Ella era un día de verano en la lluvia.
Cuando nos recostábamos a simplemente existir en conjunto, se sentía como el mismísimo cielo; me hubiese quedado así para siempre, con sus manos sobre mis piernas y mis dedos enterrados en su suave pelo, ese era mi lugar en el mundo.
Estábamos bailando tan rápido pero tan juntas, tropezamos y nos pisamos en el medio de la coreografía, la remontamos como si no hubiese error alguno de por medio.
Nos veo por la ventana e invaden mi mente los momentos en los cuales era digna de su amor; porque merecer amor no sólo se basa en querer a la otra persona, me faltaba mucho, siempre fue así, siempre lo lamenté.

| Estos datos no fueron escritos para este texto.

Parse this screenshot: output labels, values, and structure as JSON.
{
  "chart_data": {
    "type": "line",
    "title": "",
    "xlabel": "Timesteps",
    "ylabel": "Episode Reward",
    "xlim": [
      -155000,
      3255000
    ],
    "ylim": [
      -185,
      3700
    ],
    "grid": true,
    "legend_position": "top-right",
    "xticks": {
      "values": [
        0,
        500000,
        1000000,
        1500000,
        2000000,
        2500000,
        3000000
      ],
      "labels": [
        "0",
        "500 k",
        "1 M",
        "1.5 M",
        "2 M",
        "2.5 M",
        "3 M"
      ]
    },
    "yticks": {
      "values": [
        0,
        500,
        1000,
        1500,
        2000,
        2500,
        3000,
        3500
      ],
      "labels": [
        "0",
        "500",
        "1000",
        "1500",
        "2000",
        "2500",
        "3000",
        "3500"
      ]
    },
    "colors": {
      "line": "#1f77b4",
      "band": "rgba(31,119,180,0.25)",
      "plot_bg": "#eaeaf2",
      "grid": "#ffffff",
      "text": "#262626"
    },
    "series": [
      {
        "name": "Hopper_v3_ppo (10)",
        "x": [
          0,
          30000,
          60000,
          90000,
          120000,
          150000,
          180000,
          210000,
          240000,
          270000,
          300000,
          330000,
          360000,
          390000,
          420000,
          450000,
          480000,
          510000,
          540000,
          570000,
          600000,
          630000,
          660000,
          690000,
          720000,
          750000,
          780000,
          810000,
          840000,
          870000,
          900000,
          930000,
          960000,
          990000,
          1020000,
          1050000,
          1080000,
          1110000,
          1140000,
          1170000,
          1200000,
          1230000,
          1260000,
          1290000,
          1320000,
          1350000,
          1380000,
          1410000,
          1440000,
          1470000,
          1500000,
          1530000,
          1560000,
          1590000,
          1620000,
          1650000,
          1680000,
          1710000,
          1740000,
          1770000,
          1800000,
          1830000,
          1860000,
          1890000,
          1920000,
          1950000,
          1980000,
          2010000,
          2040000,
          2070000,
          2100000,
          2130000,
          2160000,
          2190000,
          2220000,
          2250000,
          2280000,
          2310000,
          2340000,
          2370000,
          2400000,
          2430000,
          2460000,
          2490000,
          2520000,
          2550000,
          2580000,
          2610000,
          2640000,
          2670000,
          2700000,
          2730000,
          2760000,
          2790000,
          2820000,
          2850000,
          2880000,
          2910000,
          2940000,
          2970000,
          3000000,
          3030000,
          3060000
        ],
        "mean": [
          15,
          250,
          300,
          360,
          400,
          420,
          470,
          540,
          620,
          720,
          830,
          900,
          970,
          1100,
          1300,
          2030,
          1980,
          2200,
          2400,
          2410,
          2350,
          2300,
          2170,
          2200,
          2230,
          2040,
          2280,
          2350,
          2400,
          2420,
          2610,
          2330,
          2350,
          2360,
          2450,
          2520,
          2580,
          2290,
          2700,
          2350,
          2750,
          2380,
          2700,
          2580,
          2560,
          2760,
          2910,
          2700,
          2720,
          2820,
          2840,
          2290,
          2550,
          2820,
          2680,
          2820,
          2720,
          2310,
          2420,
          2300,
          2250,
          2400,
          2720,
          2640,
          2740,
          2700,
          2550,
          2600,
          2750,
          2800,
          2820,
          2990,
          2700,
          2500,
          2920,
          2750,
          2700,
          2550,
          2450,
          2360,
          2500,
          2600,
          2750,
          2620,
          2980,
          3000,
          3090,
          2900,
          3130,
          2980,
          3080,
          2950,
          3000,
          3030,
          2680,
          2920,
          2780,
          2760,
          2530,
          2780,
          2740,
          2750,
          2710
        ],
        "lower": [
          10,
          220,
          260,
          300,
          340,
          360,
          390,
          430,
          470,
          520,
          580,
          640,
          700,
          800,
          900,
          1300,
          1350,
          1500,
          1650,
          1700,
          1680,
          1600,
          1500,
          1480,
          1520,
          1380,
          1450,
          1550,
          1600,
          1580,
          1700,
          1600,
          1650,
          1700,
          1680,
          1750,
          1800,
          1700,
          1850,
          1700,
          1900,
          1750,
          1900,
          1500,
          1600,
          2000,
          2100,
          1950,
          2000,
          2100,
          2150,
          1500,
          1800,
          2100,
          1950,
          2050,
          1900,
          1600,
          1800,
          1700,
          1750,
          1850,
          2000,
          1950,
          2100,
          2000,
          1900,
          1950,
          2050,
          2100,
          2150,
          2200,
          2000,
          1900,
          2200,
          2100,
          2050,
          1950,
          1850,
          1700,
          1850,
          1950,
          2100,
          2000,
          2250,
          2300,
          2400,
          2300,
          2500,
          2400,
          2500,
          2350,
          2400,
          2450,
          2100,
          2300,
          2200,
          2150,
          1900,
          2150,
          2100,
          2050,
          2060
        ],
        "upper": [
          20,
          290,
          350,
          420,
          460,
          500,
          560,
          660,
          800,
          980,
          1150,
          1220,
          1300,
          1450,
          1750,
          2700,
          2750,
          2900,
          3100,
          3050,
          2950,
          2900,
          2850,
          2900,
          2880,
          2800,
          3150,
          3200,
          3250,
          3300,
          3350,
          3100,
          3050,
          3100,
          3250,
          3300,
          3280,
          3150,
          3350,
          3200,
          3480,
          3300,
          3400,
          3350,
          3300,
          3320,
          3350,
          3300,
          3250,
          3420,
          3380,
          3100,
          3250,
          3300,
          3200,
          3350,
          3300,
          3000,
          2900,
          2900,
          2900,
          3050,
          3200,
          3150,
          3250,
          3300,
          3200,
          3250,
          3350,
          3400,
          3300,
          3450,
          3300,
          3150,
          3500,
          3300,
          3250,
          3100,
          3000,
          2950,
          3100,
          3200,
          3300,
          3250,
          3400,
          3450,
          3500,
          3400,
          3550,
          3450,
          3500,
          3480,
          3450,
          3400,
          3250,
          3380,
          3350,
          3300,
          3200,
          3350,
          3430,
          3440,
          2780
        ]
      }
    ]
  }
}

Ella no estaba apta para amarme y yo no no merecía su amor, a veces me pregunto si siempre lo supimos e hicimos ojos ciegos por el deseo de tenernos.
Quería cuidarla y amarla sin límite horario, porque cada pequeño detalle que la hacía ser ella me enamoraba cada día más. Aprendí a amarla sin siquiera notarlo, y me costó tanto decirlo.
Por miedo. Miedo a no ser correspondido, miedo a perderla para siempre. Ojalá la hubiese puesto por sobre todas las cosas, ojalá hubiese cometido errores menos erróneos, estaba tan enfocada en lo que tenía que no noté que se estaba yendo.
Yo estaba ahí, cuando perdía su cabeza y no se encontraba en sus ideas, cuando el mundo la saturaba y no tenía hombro en cual llorar, cuando la impotencia me ganaba al saber que alguien podría llegar a hacerle daño a mi amor, perdía la respiración y su pulso se aceleraba, necesitaba recostarse y concentrarse en no pensar.
Yo estaba ahí.
Pero cuando me convertí en el problema, lo pasé de largo. Tengo tanto de que quejarme, tanto que no vi y que daría la vida por remediar; no quería que nadie la lastime, y resulté siendo mi más grande error.